According to a Maine government website, Maine’s Mandatory Shoreland Zoning Act was passed by legislature in 1971.

According to Sirois, after looking at aerial photos dating back to 1998, the waterfront structures were already in existence. Then, in 2007, the code enforcement department issued a permit to repair one of the structures and put in a retaining wall.

By law, if that permit is not challenged, it stands, Sirois said, referring to a presentation by Town Attorney Natalie Burns.

He said aerial photos reveal the structures were in place in 1998. Earlier aerial photos are not on record. The bottom line: The structures in the shoreland zone were pre-existing.

The title company’s letter expressed concerns because those structures are illegal and nonconforming by current standards.

Responding to a question from a selectman, Casco Town Manager Dave Morton said, “The town can issue permits for decks and docks. The retaining wall needs permits from both” the Department of Environmental Protection (DEP) and the Town of Casco, he said.

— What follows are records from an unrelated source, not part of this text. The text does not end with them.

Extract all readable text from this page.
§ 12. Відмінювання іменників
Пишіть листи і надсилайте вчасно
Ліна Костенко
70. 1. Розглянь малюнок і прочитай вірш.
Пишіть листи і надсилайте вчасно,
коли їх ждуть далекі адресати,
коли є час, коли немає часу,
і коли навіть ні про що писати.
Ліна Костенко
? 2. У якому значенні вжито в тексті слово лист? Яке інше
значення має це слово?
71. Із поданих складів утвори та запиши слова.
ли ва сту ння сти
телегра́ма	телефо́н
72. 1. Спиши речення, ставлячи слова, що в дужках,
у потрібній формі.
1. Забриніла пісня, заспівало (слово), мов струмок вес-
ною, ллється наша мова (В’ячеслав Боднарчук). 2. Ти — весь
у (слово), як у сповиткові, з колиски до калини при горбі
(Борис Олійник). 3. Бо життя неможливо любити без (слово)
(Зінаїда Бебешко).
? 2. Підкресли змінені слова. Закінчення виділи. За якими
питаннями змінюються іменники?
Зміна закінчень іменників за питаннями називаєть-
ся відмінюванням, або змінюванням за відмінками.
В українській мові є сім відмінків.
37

“In the ‘60s and early ‘70s, there was no permit required,” he said.

“The fact that the town in 2007 issued a permit, acknowledged them to be a structure, basically legitimizes them,” Morton said.

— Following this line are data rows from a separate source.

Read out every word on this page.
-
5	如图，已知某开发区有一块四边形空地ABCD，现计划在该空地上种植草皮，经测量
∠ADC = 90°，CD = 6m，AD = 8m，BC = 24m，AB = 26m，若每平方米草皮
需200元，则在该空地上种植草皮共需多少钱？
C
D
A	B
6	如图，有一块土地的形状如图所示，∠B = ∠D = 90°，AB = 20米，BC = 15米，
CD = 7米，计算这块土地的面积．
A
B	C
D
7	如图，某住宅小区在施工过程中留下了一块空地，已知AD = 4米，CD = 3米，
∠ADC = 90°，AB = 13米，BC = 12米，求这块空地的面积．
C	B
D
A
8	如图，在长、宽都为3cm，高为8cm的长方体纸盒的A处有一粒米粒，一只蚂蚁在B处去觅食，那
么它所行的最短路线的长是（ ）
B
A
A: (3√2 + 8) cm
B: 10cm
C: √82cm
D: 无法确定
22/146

Jay Staples who introduced himself as Bufo’s companion, provided the board with some background information.

“We bought the house three years ago. All the property that is being addressed tonight was already there. Our neighbor sold it to us,” Staples said.

The couple asked the previous owner if the permits were in order for the waterfront structures. The seller said he got permission from the DEP to do the wall, which keeps the soil from sliding into the lake.

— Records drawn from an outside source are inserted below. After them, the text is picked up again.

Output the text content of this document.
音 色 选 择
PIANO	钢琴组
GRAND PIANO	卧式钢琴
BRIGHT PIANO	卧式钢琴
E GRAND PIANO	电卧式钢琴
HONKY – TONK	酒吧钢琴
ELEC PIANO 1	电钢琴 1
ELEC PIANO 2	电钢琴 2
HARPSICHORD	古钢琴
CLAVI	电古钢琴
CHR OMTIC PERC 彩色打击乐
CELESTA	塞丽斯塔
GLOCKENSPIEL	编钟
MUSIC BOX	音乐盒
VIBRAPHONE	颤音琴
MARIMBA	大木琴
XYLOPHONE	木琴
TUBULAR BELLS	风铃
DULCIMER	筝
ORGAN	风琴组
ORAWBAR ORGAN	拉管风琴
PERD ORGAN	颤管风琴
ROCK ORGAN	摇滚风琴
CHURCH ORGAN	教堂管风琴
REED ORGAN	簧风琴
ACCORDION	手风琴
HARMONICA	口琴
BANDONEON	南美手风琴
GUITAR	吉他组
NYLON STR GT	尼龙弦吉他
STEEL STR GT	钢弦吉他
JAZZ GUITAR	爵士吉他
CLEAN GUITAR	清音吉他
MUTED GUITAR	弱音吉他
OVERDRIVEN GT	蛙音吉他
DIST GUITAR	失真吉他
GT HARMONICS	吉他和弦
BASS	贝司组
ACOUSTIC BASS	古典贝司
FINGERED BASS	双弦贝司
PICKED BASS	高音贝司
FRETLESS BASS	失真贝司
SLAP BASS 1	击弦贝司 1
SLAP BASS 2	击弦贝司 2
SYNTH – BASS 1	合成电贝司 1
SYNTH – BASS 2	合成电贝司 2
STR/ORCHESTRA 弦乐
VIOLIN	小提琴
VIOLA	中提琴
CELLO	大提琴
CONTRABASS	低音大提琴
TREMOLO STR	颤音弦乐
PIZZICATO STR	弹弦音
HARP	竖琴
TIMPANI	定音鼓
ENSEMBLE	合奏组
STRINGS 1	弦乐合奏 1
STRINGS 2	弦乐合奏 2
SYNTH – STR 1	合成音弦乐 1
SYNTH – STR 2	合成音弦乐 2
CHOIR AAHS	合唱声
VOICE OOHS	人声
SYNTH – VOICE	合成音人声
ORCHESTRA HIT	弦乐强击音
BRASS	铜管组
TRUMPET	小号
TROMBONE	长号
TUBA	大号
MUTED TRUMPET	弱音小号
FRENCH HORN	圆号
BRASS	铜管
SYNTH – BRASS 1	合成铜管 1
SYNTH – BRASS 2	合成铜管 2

“This is nothing we want to touch. We are happy with what is there,” Staples said.

“We tore down the camp and got the permits to build a new home,” he said, adding, “The title company is asking these questions.”

Sirois explained the building permit was “for 30 percent expansion.”

“And, they are moving it farther from the road [in order] to make that nonconforming structure more conforming,” he said.

In the landowner’s favor, the paperwork is all in order, Sirois said.

“They have a deed that gives them the right to this portion of common lands. They did show it on the survey. She is taxed for this land,” he said. “For tax purposes, it is one lot. For zoning, it is considered two separate lots.”

Morton talked about the issue of having a road in the middle of the parcel.

“The really frustrating thing is this is all on the opposite side of the road than the home they are trying to rebuild,” he said.

The title company’s request had put the home construction on hold with the contractors waiting for the go-ahead, according to Staples.

Morton said the consent agreement needed to be redone with the amendments — instead of having those penciled in. The landowner was allowed to have the documentation signed and notarized so the home upgrade could continue and so that she wouldn’t have to make an extra trip to Casco during her workweek. Morton said it was their responsibility to file a copy with the Registry of Deeds.

Also, it was verbalized she had no desire to sell the home in the future. The title company’s request was trying to avoid any snafus during future sales.

During the conversation, the board talked about nonconforming lots and preexisting structures in the Shoreland Zone as an issue throughout the town.

Selectman Plummer said, “History is teaching me a few lessons. I want to make sure we do this right. So, when these folk go to sell it, the next folks aren’t standing before us asking what this is about, and wanting to build a gazeebo.”

Peaslee addressed the CEO, saying, “This won’t be the last one we see.”

Sirois nodded.

“The days of ‘no action’ are done. It was the title company that said clear this up. We will see more.

“It’s not something to be afraid of. We will find out which ones are legally nonconforming and which ones are in violation.”